Au cours des 10 premières minutes lors desquelles le Canadien a tourbillonné à souhait dans la zone des Hurricanes, les locaux ont vite constaté que la vitesse de leurs rivaux passait à un autre niveau. Les surnombres et échappées accordées se sont multipliés au même rythme que les chances de marquer de grande qualité.
« Ils ont beaucoup de vitesse. C’est une équipe qui patine vraiment bien. Il faut en être conscient. Nous n’avons pas été assez bons en leur donnant trop d’espace et en laissant leur talent s’exprimer », a constaté Seth Jarvis.
Difficile pour Slavin
La soirée a été particulièrement pénible pour celui qui est habituellement le général de la défense des Hurricanes, Jaccob Slavin. Il a terminé avec un différentiel de -4.
« Je n’ai jamais vu ça en huit ans », a tranché l’entraîneur-chef Rod Brind’Amour, qui n’en revenait tout simplement pas.
« Ça arrive.

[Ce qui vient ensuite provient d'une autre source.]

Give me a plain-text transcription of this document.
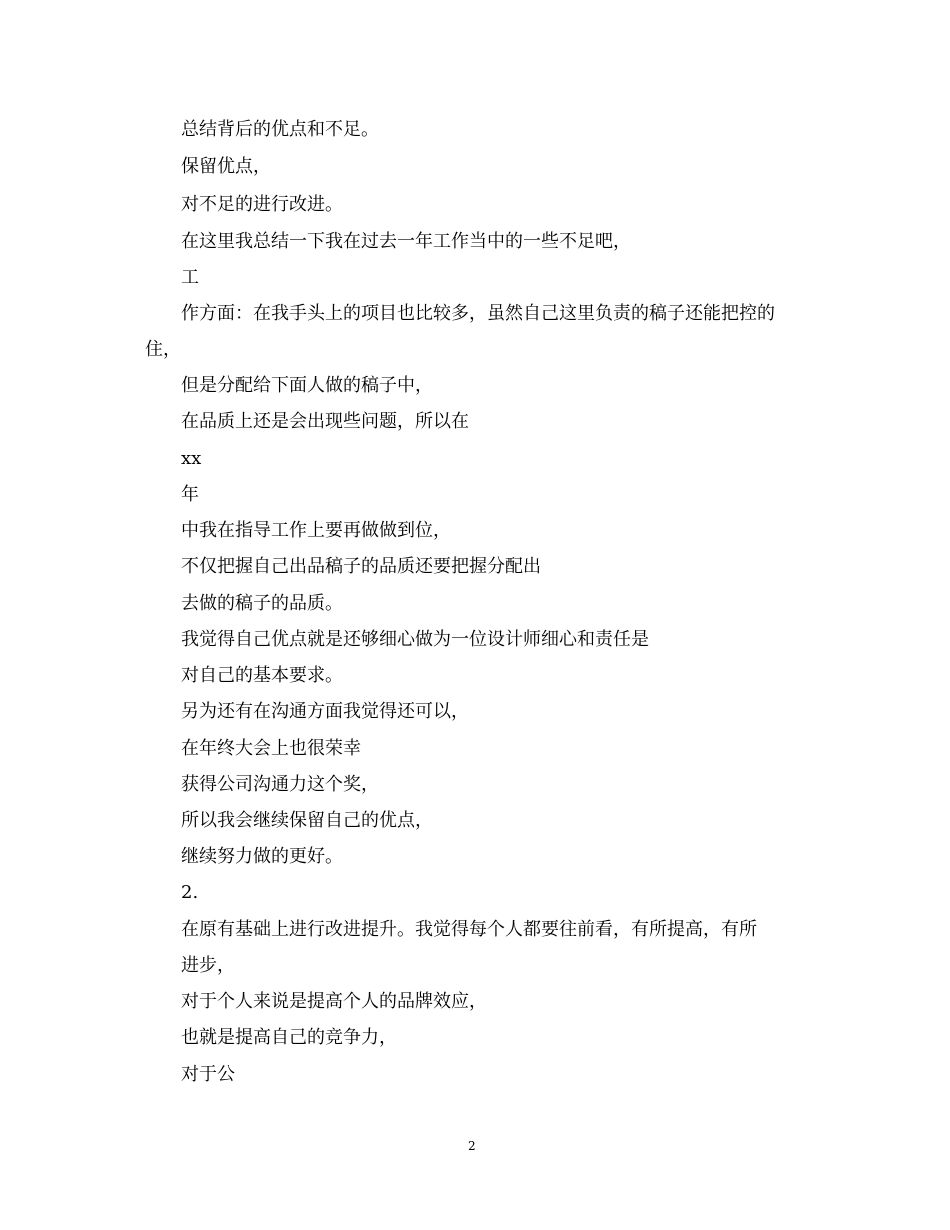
总结背后的优点和不足。
保留优点，
对不足的进行改进。
在这里我总结一下我在过去一年工作当中的一些不足吧，
工
作方面：在我手头上的项目也比较多，虽然自己这里负责的稿子还能把控的
住，
但是分配给下面人做的稿子中，
在品质上还是会出现些问题，所以在
xx
年
中我在指导工作上要再做做到位，
不仅把握自己出品稿子的品质还要把握分配出
去做的稿子的品质。
我觉得自己优点就是还够细心做为一位设计师细心和责任是
对自己的基本要求。
另为还有在沟通方面我觉得还可以，
在年终大会上也很荣幸
获得公司沟通力这个奖，
所以我会继续保留自己的优点，
继续努力做的更好。
2.
在原有基础上进行改进提升。我觉得每个人都要往前看，有所提高，有所
进步，
对于个人来说是提高个人的品牌效应，
也就是提高自己的竞争力，
对于公
2
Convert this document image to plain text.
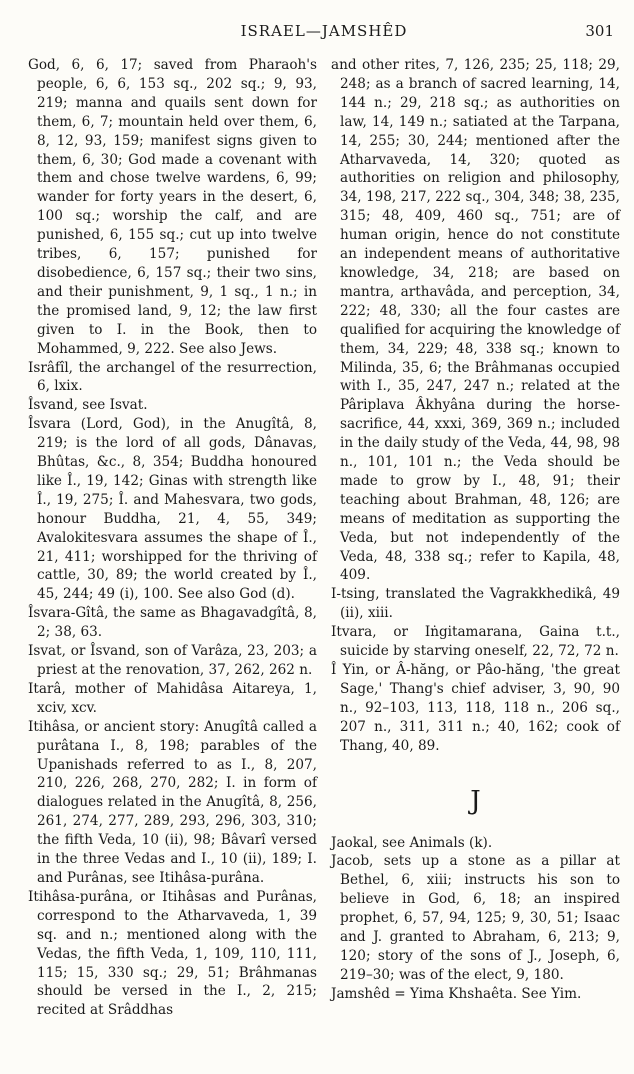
ISRAEL—JAMSHÊD	301

God, 6, 6, 17; saved from Pharaoh's people, 6, 6, 153 sq., 202 sq.; 9, 93, 219; manna and quails sent down for them, 6, 7; mountain held over them, 6, 8, 12, 93, 159; manifest signs given to them, 6, 30; God made a covenant with them and chose twelve wardens, 6, 99; wander for forty years in the desert, 6, 100 sq.; worship the calf, and are punished, 6, 155 sq.; cut up into twelve tribes, 6, 157; punished for disobedience, 6, 157 sq.; their two sins, and their punishment, 9, 1 sq., 1 n.; in the promised land, 9, 12; the law first given to I. in the Book, then to Mohammed, 9, 222. See also Jews.

Isrâfîl, the archangel of the resurrection, 6, lxix.

Îsvand, see Isvat.

Îsvara (Lord, God), in the Anugîtâ, 8, 219; is the lord of all gods, Dânavas, Bhûtas, &c., 8, 354; Buddha honoured like Î., 19, 142; Ginas with strength like Î., 19, 275; Î. and Mahesvara, two gods, honour Buddha, 21, 4, 55, 349; Avalokitesvara assumes the shape of Î., 21, 411; worshipped for the thriving of cattle, 30, 89; the world created by Î., 45, 244; 49 (i), 100. See also God (d).

Îsvara-Gîtâ, the same as Bhagavadgîtâ, 8, 2; 38, 63.

Isvat, or Îsvand, son of Varâza, 23, 203; a priest at the renovation, 37, 262, 262 n.

Itarâ, mother of Mahidâsa Aitareya, 1, xciv, xcv.

Itihâsa, or ancient story: Anugîtâ called a purâtana I., 8, 198; parables of the Upanishads referred to as I., 8, 207, 210, 226, 268, 270, 282; I. in form of dialogues related in the Anugîtâ, 8, 256, 261, 274, 277, 289, 293, 296, 303, 310; the fifth Veda, 10 (ii), 98; Bâvarî versed in the three Vedas and I., 10 (ii), 189; I. and Purânas, see Itihâsa-purâna.

Itihâsa-purâna, or Itihâsas and Purânas, correspond to the Atharvaveda, 1, 39 sq. and n.; mentioned along with the Vedas, the fifth Veda, 1, 109, 110, 111, 115; 15, 330 sq.; 29, 51; Brâhmanas should be versed in the I., 2, 215; recited at Srâddhas

and other rites, 7, 126, 235; 25, 118; 29, 248; as a branch of sacred learning, 14, 144 n.; 29, 218 sq.; as authorities on law, 14, 149 n.; satiated at the Tarpana, 14, 255; 30, 244; mentioned after the Atharvaveda, 14, 320; quoted as authorities on religion and philosophy, 34, 198, 217, 222 sq., 304, 348; 38, 235, 315; 48, 409, 460 sq., 751; are of human origin, hence do not constitute an independent means of authoritative knowledge, 34, 218; are based on mantra, arthavâda, and perception, 34, 222; 48, 330; all the four castes are qualified for acquiring the knowledge of them, 34, 229; 48, 338 sq.; known to Milinda, 35, 6; the Brâhmanas occupied with I., 35, 247, 247 n.; related at the Pâriplava Âkhyâna during the horse-sacrifice, 44, xxxi, 369, 369 n.; included in the daily study of the Veda, 44, 98, 98 n., 101, 101 n.; the Veda should be made to grow by I., 48, 91; their teaching about Brahman, 48, 126; are means of meditation as supporting the Veda, but not independently of the Veda, 48, 338 sq.; refer to Kapila, 48, 409.

I-tsing, translated the Vagrakkhedikâ, 49 (ii), xiii.

Itvara, or Iṅgitamarana, Gaina t.t., suicide by starving oneself, 22, 72, 72 n.

Î Yin, or Â-hăng, or Pâo-hăng, 'the great Sage,' Thang's chief adviser, 3, 90, 90 n., 92–103, 113, 118, 118 n., 206 sq., 207 n., 311, 311 n.; 40, 162; cook of Thang, 40, 89.

J

Jaokal, see Animals (k).

Jacob, sets up a stone as a pillar at Bethel, 6, xiii; instructs his son to believe in God, 6, 18; an inspired prophet, 6, 57, 94, 125; 9, 30, 51; Isaac and J. granted to Abraham, 6, 213; 9, 120; story of the sons of J., Joseph, 6, 219–30; was of the elect, 9, 180.

Jamshêd = Yima Khshaêta. See Yim.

Ils ont assez du talent et si tu leur donnes de l’espace, c’est terminé. C’est ce qui s’est produit ce soir. Mais bon, il va rebondir », a ajouté le pilote.
Le vétéran de 32 ans s’est montré tout aussi sévère envers lui-même.
« Personnellement, je pense que je leur ai donné le match. Il faut que je sois meilleur », a-t-il affirmé.
À effacer
Évidemment, plusieurs résumeront ce revers de Hurricanes au fait qu’ils ont été les pieds sur le pouf, inactifs pendant 11 jours, pendant que le Canadien a trimé dur dans sa série de sept matchs face aux Sabres.
« C’est difficile quand tu tires de l’arrière aussi tôt. Nous n’étions clairement pas prêts pour jouer à ce tempo. Je ne me servirai pas de la longue pause comme excuse, mais nous n’étions pas prêts à jouer du hockey de séries et on s’est fait prendre », a mentionné Brind’Amour.
Quant au gardien Frederik Andersen, qui a paru vulnérable après s’être dressé en forteresse pendant les deux premiers tours, Brind’Amour assure qu’il n’a pas songé à le retirer de la rencontre.
« On a donné des échappées, je ne vais quand même pas le blâmer pour ça. J’ai pensé pendant une seconde à lui donner un répit, mais il a déjà eu une tonne de repos. C’est plutôt l’inverse, nous avons besoin de lui faire voir plus d’action. »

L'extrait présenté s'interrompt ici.